Pourquoi un tel succès ? “ Les outils open source sont souvent gratuits, ce qui permet de déployer le même logiciel partout. Cette standardisation réduit les coûts ”, estime Stéphane Bordage, associé de la SSII Breek et auteur du livre Conduite de projets web.
Par ailleurs, l'ouverture du code “ est une garantie de flexibilité lors du déploiement. On peut plus facilement changer certaines briques techniques, ou même d’intégrateur lorsque c’est nécessaire ”, explique Cyril Pierre de Geyer, responsable d'Anaska, le pôle formation d'Alterway.
L'architecture technique des logiciels libres est souvent plus modulaire que celle des outils propriétaires. Elle facilite donc la personnalisation de l'outil par l'ajout de modules ou d'extensions. Si bien qu'il est possible de spécialiser ou d'adapter un socle standard pour coller au cahier des charges.
“ Nous incitons nos clients à reverser leur code à la communauté pour diminuer le coût de la maintenance évolutive de ces modules. Si la communauté les adopte, ils peuvent devenir des fonctions standards qui seront progressivement intégrées au noyau du logiciel et deviendront donc pérennes ”, explique Cyril Pierre de Geyer.
Face à la multitude de l'offre, il peut être nécessaire de faire appel à un professionnel pour trouver la perle rare en amont du déploiement. “ Le choix des briques open source et de contribuer à un projet ou d'en créer un nécessite une analyse du contexte technique. Mais il ne faut surtout pas ignorer les enjeux économiques, ni les aspects juridiques ”, estime François Letellier, expert indépendant des stratégies d'innovation autour de l'open source.
Le recours à un professionnel au début du projet permet également de s'assurer de la pérennité de la communauté. Une question qui se pose plus rarement avec un éditeur propriétaire.
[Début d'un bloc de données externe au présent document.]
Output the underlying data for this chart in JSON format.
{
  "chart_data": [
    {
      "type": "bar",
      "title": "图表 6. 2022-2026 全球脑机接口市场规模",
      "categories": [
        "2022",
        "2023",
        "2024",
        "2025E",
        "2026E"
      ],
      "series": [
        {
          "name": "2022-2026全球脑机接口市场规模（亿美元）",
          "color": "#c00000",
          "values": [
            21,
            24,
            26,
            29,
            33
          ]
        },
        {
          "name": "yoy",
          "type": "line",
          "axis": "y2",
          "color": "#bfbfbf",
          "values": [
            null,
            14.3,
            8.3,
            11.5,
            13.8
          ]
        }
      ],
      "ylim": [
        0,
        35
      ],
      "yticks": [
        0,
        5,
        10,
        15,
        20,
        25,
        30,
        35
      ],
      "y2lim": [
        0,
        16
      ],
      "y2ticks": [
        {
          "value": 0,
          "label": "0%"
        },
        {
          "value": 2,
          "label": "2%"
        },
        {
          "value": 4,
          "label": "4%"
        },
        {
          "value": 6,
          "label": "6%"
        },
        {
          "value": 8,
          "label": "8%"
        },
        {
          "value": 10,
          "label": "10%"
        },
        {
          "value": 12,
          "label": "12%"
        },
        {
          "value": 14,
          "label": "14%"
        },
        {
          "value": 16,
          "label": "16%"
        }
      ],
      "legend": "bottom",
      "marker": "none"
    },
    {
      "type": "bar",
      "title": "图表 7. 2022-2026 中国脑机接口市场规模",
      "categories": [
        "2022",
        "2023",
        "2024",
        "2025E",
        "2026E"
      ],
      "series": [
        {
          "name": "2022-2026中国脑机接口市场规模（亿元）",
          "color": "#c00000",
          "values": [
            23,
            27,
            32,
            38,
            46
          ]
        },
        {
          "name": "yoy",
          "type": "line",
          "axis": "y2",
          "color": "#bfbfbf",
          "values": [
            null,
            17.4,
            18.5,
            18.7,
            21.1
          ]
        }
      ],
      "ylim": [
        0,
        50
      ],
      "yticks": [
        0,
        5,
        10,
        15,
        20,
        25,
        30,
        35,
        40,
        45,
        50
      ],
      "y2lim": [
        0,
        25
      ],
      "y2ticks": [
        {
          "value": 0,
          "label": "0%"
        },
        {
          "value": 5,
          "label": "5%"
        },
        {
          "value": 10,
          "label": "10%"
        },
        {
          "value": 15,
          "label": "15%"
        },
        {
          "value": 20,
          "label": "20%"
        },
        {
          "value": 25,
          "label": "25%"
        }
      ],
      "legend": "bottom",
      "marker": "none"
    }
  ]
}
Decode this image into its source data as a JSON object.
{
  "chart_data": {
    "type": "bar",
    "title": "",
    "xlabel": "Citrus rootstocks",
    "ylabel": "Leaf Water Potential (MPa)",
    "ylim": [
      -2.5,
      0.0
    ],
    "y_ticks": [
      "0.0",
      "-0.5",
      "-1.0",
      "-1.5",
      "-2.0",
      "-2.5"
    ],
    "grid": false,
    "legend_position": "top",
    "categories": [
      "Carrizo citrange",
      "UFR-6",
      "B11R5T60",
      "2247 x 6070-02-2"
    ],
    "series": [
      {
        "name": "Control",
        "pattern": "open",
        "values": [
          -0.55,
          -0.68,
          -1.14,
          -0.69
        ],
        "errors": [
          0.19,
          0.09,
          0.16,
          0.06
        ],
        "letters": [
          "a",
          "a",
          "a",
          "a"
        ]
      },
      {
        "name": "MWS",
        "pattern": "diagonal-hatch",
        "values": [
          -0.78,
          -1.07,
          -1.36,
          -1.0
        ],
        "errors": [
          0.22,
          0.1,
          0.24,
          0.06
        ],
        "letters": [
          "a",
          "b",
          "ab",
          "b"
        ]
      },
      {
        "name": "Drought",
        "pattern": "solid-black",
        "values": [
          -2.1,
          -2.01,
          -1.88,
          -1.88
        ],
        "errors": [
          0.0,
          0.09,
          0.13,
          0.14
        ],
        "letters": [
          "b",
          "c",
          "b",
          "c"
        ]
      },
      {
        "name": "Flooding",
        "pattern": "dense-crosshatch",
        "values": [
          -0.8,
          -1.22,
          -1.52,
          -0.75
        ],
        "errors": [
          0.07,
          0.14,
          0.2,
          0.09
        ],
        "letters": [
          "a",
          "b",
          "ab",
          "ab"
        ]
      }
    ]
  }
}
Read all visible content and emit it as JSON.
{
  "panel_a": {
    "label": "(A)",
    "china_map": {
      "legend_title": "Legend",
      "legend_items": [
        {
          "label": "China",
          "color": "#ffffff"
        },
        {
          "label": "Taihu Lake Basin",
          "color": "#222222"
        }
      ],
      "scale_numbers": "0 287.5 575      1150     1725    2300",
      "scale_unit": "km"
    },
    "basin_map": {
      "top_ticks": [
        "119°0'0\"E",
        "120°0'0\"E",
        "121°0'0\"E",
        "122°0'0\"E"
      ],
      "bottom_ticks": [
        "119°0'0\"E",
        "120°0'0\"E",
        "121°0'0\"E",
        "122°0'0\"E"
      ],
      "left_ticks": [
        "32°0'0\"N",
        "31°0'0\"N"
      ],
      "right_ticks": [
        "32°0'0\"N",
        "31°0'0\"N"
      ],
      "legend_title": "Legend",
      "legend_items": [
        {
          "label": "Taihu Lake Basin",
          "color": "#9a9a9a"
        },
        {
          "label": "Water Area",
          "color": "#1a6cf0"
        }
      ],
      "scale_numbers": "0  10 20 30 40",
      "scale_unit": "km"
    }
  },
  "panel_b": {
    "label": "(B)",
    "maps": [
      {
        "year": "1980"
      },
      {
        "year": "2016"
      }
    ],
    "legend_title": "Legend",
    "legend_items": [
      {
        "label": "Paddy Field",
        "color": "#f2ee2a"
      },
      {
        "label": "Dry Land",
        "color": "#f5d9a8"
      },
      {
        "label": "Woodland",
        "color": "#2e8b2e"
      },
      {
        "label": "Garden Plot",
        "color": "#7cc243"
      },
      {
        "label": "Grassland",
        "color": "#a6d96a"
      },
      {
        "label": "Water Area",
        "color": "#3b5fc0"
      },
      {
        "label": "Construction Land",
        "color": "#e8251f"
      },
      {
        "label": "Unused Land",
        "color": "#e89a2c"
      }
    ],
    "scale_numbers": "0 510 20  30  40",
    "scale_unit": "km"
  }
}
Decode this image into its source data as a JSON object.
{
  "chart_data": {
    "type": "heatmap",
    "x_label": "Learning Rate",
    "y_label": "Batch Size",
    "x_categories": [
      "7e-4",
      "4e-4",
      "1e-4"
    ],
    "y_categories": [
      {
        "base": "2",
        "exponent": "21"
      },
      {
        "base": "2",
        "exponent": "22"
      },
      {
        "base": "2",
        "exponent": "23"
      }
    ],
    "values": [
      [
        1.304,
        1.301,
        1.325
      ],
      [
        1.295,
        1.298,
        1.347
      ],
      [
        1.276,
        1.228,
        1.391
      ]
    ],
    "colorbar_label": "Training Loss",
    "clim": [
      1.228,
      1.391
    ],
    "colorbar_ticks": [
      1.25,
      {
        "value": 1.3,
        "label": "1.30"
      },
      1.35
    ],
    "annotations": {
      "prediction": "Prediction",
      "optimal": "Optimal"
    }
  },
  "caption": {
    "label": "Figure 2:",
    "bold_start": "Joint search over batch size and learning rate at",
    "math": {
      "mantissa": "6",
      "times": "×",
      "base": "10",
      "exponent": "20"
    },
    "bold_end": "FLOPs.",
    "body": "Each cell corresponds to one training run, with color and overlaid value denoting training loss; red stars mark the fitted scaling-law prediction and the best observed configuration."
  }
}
Il faut qu'elle soit large, réactive, “ ET professionnelle ”, ajoute Stéphane Bordage. “ La taille de la communauté ne fait pas tout. La communauté SPIP n'est par exemple pas aussi professionnelle que celle d'eZPublish ou de Drupal ”, insiste-t-il.
Reste le choix du support technique et de l'accompagnement pour le déploiement. A qui s’adresser ? A la communauté, à l'éditeur du logiciel, ou à un prestataire spécialisé ? “ Il faut faire attention au support payant, qui est parfois moins professionnel que celui d'un éditeur traditionnel ou que celui de la communauté ”, conseille Stéphane Bordage.
Mais, quelle que soit l'option retenue, le coût de licence plus faible ou égal à zéro compense largement l'accompagnement supplémentaire. C'est d’ailleurs l'un des fondements économiques du logiciel libre : transférer le coût de licence à celui du service. Il ne faut donc pas hésiter à se faire accompagner, même si le déploiement et le paramétrage sont identiques aux outils propriétaires.
Quant à la gestion des équipes en interne, “ l'esprit communautaire facilite l'ouverture et les échanges. Et même si certains “militants” open source sont réticents à trop aller du “coté obscur de la force”, dans la pratique de plus en plus de projets mixent logiciels open source et propriétaires. Et les informaticiens aiment presque tous l'open source. Ce n’est donc plus un problème ”, estime Cyril Pierre de Geyer.